Chickpea and tomato macaroni

 

Bert breakfasted as a fireman, shopped as an astronaut and dined as a builder.

If I’d ever wondered what it was like to be famous, walking down a shopping street with a tiny astronaut would have given me a clue. Nearly everyone stared, smiled or stopped to talk. Bert was muttering to himself under his helmet ‘look me! I spaceman!’ 

Not every man can carry off a silver jump suit.

Serves 2-3

1 small onion, chopped

A little olive oil

3 cloves garlic, peeled but left whole

2 carrots, peeled and chopped

2 sticks celery, chopped

400ml passata

1 x 380g can chickpeas

Salt and pepper

2 tablespoons single cream

Macaroni to appetite

This is based on a Nigel Slater recipe but I rarely make a tomato sauce without adding extra veg. I had mine with green salad (Bert mimed being sick) and we both had grated cheese on top.

Gently sauté the onion in a little olive oil. Add the garlic, carrots and celery and cook till the onion’s transparent, then tip in the passata (or tinned tomatoes, if you prefer). Bring to a fast simmer then turn right down and cook on a gentle heat for an hour to an hour and a half.

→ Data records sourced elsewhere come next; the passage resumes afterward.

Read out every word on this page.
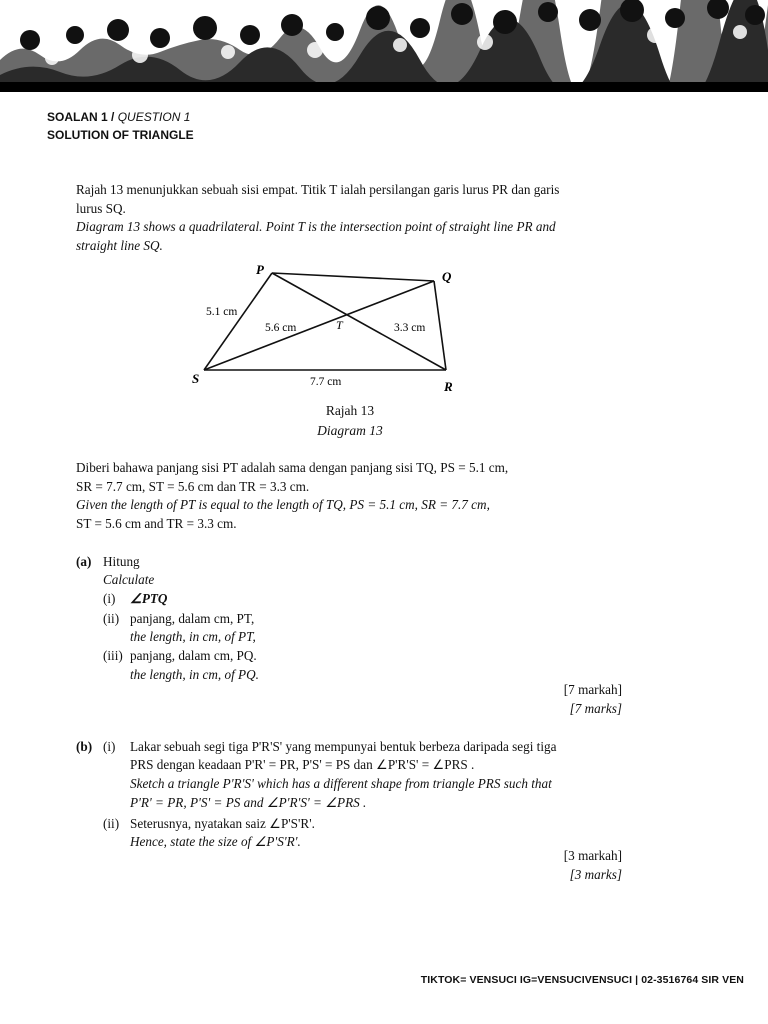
SOALAN 1 / QUESTION 1
SOLUTION OF TRIANGLE
Rajah 13 menunjukkan sebuah sisi empat. Titik T ialah persilangan garis lurus PR dan garis
lurus SQ.
Diagram 13 shows a quadrilateral. Point T is the intersection point of straight line PR and
straight line SQ.
P	Q
S
R
T
5.1 cm
5.6 cm	3.3 cm
7.7 cm
Rajah 13
Diagram 13
Diberi bahawa panjang sisi PT adalah sama dengan panjang sisi TQ, PS = 5.1 cm,
SR = 7.7 cm, ST = 5.6 cm dan TR = 3.3 cm.
Given the length of PT is equal to the length of TQ, PS = 5.1 cm, SR = 7.7 cm,
ST = 5.6 cm and TR = 3.3 cm.
(a) Hitung
Calculate
(i) ∠PTQ
(ii) panjang, dalam cm, PT,
the length, in cm, of PT,
(iii) panjang, dalam cm, PQ.
the length, in cm, of PQ.
[7 markah]
[7 marks]
(b) (i) Lakar sebuah segi tiga P'R'S' yang mempunyai bentuk berbeza daripada segi tiga
PRS dengan keadaan P'R' = PR, P'S' = PS dan ∠P'R'S' = ∠PRS .
Sketch a triangle P'R'S' which has a different shape from triangle PRS such that
P'R' = PR, P'S' = PS and ∠P'R'S' = ∠PRS .
(ii) Seterusnya, nyatakan saiz ∠P'S'R'.
Hence, state the size of ∠P'S'R'.
[3 markah]
[3 marks]
TIKTOK= VENSUCI IG=VENSUCIVENSUCI | 02-3516764 SIR VEN
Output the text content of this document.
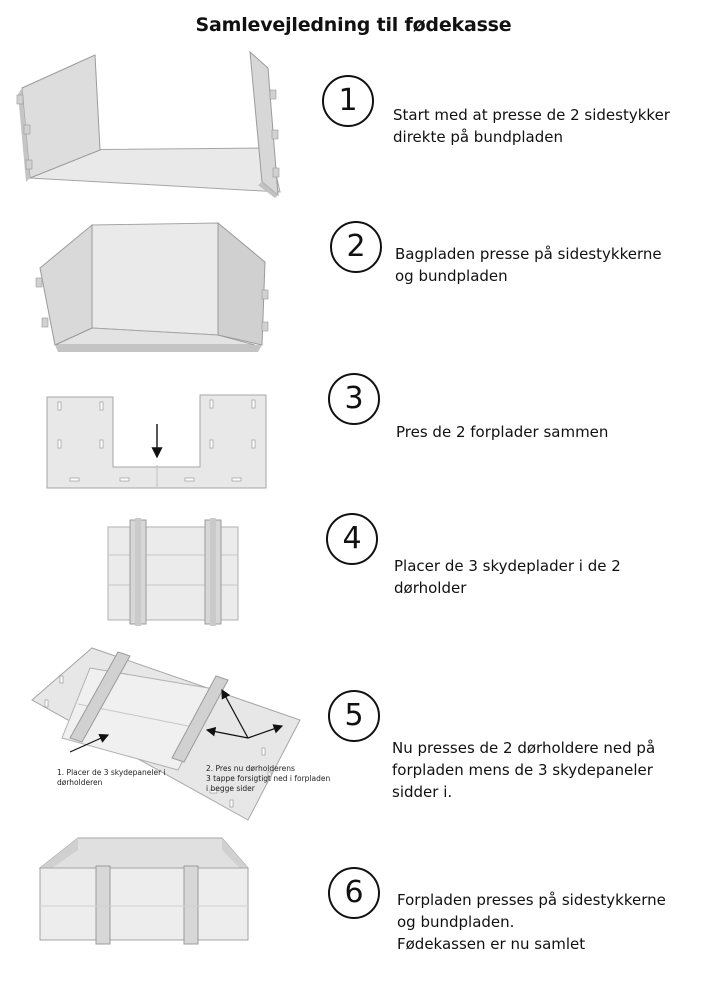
Samlevejledning til fødekasse
1	Start med at presse de 2 sidestykker
direkte på bundpladen
2	Bagpladen presse på sidestykkerne
og bundpladen
3
Pres de 2 forplader sammen
4
Placer de 3 skydeplader i de 2
dørholder
5
Nu presses de 2 dørholdere ned på
forpladen mens de 3 skydepaneler
sidder i.
6	Forpladen presses på sidestykkerne
og bundpladen.
Fødekassen er nu samlet
1. Placer de 3 skydepaneler i
dørholderen
2. Pres nu dørholderens
3 tappe forsigtigt ned i forpladen
i begge sider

At the end of the cooking time put the pasta on to boil. Puree the sauce and add the drained chickpeas and cream, seasoning to your taste. Heat through for five minutes then stir through the drained pasta.

If you don’t have a blender, you could finely chop the onion, crush the garlic and grate the veg.

Serve with grated cheese and green leaves (bleurgh).